Forced to change password on every login?

ComputerWizard
Contributor
Contributor

Got that forced password changing blues? Yep, Paypal "security" works on logarithms and not logic. Since it tries desperately to track you everywhere you go and everything you do as well as search all other sites like yahoo, facebook, twitter, ebay, etc for data to relate to you it is certain you will go into the Password Changing Blues. How bad it gets depends on how bad it gets.

 

Here are some things to try and figure out because I cant, they have no logic. To keep secure you should be wiping out your cookies and most of your history. Well, that may make YOU more secure, but not paypal. Paypal demands their cookies remain and even if you wipe out the cookies from your ebay or amazon account, you will fall into their trap of Password Changing Blues. Now you can set up paypal cookies to stay alive when you close your browser, but that will not get you singing freedom and kum bah yah. They depend on others cookies too! So, first thing to do if you are trying to stay secure is to NOT STAY SECURE and leave all cookies so that they can track you and do what they want.
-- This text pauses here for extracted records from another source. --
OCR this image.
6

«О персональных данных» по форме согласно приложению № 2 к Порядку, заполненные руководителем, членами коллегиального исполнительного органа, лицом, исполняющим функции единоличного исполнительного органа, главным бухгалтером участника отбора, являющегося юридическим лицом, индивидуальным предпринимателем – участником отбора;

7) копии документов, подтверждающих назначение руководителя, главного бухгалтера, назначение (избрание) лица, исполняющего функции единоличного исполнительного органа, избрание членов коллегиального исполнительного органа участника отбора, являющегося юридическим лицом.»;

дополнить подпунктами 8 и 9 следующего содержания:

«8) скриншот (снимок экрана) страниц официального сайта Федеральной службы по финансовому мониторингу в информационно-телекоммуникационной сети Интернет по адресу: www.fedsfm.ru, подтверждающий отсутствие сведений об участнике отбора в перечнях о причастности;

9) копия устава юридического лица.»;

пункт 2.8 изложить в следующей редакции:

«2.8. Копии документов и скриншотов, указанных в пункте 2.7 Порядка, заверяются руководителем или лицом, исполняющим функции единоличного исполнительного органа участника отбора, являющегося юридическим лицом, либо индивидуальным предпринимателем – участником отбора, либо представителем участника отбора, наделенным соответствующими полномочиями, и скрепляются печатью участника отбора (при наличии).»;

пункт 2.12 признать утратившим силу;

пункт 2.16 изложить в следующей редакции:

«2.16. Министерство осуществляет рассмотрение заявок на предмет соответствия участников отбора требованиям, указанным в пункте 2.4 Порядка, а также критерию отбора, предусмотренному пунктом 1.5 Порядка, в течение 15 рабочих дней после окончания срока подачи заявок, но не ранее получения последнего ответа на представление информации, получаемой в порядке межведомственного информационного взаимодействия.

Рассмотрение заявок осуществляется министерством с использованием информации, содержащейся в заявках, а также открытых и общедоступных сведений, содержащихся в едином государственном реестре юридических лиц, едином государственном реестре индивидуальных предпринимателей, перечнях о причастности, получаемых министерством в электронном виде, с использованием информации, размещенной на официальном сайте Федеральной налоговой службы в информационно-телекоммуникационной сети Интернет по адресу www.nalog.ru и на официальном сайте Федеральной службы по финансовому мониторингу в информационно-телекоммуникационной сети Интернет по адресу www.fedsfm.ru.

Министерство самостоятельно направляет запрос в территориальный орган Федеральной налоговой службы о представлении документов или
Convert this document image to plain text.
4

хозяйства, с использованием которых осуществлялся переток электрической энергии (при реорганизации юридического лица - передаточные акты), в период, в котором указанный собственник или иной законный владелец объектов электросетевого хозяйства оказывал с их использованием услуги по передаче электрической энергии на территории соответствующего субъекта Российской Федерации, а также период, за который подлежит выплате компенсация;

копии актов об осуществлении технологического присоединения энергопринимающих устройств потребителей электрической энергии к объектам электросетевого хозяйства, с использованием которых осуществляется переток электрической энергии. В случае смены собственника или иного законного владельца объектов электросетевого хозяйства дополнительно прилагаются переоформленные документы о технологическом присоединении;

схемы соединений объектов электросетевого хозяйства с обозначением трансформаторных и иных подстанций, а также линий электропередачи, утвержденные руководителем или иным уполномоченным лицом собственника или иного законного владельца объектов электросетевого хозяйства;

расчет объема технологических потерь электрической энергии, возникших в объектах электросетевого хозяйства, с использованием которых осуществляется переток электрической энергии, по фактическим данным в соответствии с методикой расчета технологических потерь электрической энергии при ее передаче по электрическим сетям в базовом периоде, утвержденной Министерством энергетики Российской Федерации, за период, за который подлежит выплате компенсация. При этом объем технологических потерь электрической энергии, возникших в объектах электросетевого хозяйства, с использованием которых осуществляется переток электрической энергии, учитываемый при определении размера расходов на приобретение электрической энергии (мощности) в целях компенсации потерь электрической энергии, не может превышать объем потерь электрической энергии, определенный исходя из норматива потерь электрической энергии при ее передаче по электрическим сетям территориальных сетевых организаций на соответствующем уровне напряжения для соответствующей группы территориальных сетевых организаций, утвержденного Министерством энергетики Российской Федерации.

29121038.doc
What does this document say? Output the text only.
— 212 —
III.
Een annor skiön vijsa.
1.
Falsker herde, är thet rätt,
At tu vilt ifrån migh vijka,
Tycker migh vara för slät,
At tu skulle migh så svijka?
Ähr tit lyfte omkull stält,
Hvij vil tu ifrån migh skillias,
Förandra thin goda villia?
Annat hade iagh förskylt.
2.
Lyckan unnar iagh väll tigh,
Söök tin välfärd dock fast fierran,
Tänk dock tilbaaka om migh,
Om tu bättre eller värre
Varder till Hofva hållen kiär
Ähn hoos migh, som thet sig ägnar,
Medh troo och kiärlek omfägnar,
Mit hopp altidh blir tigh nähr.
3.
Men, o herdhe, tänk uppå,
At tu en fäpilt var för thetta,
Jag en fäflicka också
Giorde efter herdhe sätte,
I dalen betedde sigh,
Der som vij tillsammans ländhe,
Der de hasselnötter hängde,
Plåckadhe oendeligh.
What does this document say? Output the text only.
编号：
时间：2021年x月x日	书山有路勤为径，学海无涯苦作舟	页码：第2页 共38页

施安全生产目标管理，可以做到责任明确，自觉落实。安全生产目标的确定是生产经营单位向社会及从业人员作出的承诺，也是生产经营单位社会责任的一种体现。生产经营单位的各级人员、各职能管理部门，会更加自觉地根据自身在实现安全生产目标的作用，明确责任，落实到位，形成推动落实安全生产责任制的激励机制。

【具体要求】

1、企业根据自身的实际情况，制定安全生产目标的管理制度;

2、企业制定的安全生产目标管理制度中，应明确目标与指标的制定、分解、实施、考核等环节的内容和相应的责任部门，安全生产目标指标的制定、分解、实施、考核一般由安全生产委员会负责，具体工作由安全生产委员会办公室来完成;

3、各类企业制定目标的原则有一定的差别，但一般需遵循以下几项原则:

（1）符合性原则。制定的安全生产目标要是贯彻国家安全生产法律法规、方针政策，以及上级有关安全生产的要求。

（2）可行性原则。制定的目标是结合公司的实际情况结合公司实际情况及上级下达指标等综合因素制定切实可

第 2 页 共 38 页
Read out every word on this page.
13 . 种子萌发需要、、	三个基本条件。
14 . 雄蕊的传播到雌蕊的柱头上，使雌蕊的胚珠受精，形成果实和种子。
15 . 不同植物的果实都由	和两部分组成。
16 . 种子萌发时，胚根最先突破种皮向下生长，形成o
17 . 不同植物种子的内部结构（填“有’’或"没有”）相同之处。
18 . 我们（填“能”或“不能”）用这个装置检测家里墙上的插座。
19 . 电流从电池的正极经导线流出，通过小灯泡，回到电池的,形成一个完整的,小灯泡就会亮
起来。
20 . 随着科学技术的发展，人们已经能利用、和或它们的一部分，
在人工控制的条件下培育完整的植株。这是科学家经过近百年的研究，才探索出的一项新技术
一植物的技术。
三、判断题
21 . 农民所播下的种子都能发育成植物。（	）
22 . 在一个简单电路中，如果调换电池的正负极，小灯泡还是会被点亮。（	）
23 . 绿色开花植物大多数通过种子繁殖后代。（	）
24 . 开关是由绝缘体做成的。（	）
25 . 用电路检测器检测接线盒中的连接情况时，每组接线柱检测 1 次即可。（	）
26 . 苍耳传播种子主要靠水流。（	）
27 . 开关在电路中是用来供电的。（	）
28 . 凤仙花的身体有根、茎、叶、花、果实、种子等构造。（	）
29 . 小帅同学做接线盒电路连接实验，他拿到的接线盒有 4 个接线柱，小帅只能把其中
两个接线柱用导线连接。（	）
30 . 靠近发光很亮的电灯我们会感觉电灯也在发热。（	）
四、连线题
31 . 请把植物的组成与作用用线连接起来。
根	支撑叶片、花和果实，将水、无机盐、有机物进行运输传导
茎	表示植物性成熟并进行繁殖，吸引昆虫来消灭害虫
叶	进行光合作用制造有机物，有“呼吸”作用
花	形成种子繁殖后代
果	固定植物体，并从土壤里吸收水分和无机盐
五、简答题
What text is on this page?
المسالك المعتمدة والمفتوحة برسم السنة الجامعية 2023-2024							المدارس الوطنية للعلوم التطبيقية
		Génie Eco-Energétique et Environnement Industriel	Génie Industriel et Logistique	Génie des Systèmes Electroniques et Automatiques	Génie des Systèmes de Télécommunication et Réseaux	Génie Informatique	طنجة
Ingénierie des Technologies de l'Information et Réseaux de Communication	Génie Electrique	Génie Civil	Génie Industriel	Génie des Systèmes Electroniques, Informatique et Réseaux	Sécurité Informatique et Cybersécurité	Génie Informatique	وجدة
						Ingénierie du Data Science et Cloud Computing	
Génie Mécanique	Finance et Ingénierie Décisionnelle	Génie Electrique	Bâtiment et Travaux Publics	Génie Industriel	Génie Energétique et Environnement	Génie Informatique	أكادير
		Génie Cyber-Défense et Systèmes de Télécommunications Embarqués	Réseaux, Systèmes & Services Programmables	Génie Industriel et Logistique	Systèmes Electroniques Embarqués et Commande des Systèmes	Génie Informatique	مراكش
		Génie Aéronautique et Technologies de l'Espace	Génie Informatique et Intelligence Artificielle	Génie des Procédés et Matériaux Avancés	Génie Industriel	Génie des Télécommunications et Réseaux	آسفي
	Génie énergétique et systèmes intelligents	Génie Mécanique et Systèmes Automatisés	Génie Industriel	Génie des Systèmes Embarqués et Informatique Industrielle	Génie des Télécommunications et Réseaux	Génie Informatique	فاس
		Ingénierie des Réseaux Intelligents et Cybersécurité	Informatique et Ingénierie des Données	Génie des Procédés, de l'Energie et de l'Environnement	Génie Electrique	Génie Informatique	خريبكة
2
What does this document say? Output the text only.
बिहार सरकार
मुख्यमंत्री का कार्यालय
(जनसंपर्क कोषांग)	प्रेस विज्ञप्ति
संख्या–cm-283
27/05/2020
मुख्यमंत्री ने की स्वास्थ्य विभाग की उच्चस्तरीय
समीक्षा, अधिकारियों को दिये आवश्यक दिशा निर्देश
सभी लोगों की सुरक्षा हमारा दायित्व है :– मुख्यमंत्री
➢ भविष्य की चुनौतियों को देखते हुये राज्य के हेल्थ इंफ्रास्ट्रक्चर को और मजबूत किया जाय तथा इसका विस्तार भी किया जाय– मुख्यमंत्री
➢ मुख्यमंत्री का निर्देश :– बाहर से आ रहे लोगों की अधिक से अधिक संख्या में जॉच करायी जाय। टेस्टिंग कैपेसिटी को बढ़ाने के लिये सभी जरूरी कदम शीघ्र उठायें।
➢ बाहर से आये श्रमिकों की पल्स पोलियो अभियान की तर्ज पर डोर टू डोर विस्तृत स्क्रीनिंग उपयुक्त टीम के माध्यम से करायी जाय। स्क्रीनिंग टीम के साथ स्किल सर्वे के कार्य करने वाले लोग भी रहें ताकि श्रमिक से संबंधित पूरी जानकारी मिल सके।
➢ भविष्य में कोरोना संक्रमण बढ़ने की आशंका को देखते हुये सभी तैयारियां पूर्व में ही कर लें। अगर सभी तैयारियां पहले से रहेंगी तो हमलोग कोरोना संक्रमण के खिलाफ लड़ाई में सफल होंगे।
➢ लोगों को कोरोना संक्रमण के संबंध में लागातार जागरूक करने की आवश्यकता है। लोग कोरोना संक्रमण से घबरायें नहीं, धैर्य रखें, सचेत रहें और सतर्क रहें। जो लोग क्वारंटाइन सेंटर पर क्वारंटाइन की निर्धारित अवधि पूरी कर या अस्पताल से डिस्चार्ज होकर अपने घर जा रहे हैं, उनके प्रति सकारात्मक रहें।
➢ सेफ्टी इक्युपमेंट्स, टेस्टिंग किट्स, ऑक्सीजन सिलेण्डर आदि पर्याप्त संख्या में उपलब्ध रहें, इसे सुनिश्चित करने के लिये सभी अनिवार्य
BUT, that will not assure you of going to the Password Changing Blues. No sireebob.

 

So you have your cookies alone on their own and thing, well I gave up security so I could log into paypal without having to change my password. NOPE! These days you use devices. A device is a mobile phone, tablet, home computer, gameboy, and dozens of other ways your life has been made easier and locked into the Password Changing Blues here at paypal. All you need to do is log in from one device and all others will be locked out until you play the Password Changing Blues. So while we all have multiple devices expect to be singing the blues forever here at Paypal.

 

You think you are okay unsecuring your browsers cookies and only using your desktop or a single device? Thinking is logical and I told you right from the start there is no logic here. You see, your wifi might switch your access or identify you as something else as it uses DHCP and that will, for the most part, give you an identity that will change and change is a signal for the Password Changing Blues.

 

Hey, if you are like me and travel - DOOM follows. You will never, ever, be allowed to login like the old days (that would be last year 2017 and before). You will be told NOTHING except your password and login name are not valid. You will be continually playing the Password Changing Blues every hour by the hour. Travel is the same as a VPN, you are always a stranger to Paypal and always play the Password Changing Blues game - ALWAYS!

 

Another bump in the road is using DSL or any connection that rotates your IP address. Because even if you have the same device with a cookie, a new IP, well, a new IP will cause you to sing that blues again, and again, forever.

 

There is no way out of this. I even made several calls and hit more walls trying to rid that song.

 

Ever try and call? Well you get someone who wants to ask you questions about your past, up to 20 years ago too. How they get that data? Searching social media! Now I am an old coot. I dont use social media, but that does not mean they dont have that data on my name. Unless you have a name like Zizzyszsk Quzzuslsakyszpa they will find you. It may not be you, but you will have to know who their friends, aunts and uncles are. They asked my wife's name - I have never been married. That's the kind of junk you can expect. It is almost as if they search your name, or have a program that does it, and does a best guess if it is you. Then all that data becomes yours, even though it is nothing to do with you. So memory is not good enough, you must know everything about anyone who has a name similar to yours!! Good luck with that.

 

Getting fed up with this garbage I called and then demanded a manager, and got one. That saved a lot of problems with the questions not being asked and just verifying account numbers, ss number, birth, mothers maiden, normal identifiers. It also got me almost 24 hours without the Password Changing Blues playing my mind away. But, here it is back again. Playing over and over and over.

 

I do not believe this will ever stop until the team they have devising  the security options here get a grip on logic or understand their customers, social media garbage, and open their minds to the mobility and multiple device issues. They must be figuring their security on the lowest denominator and that paypal users will not really complain they are dealt with a sledge hammer program instead of a delicate sophisticated answer to the issues.

 

If you find a way to stop the Password Changing Blues please let me know. Have pity on an orphan computer tech guy.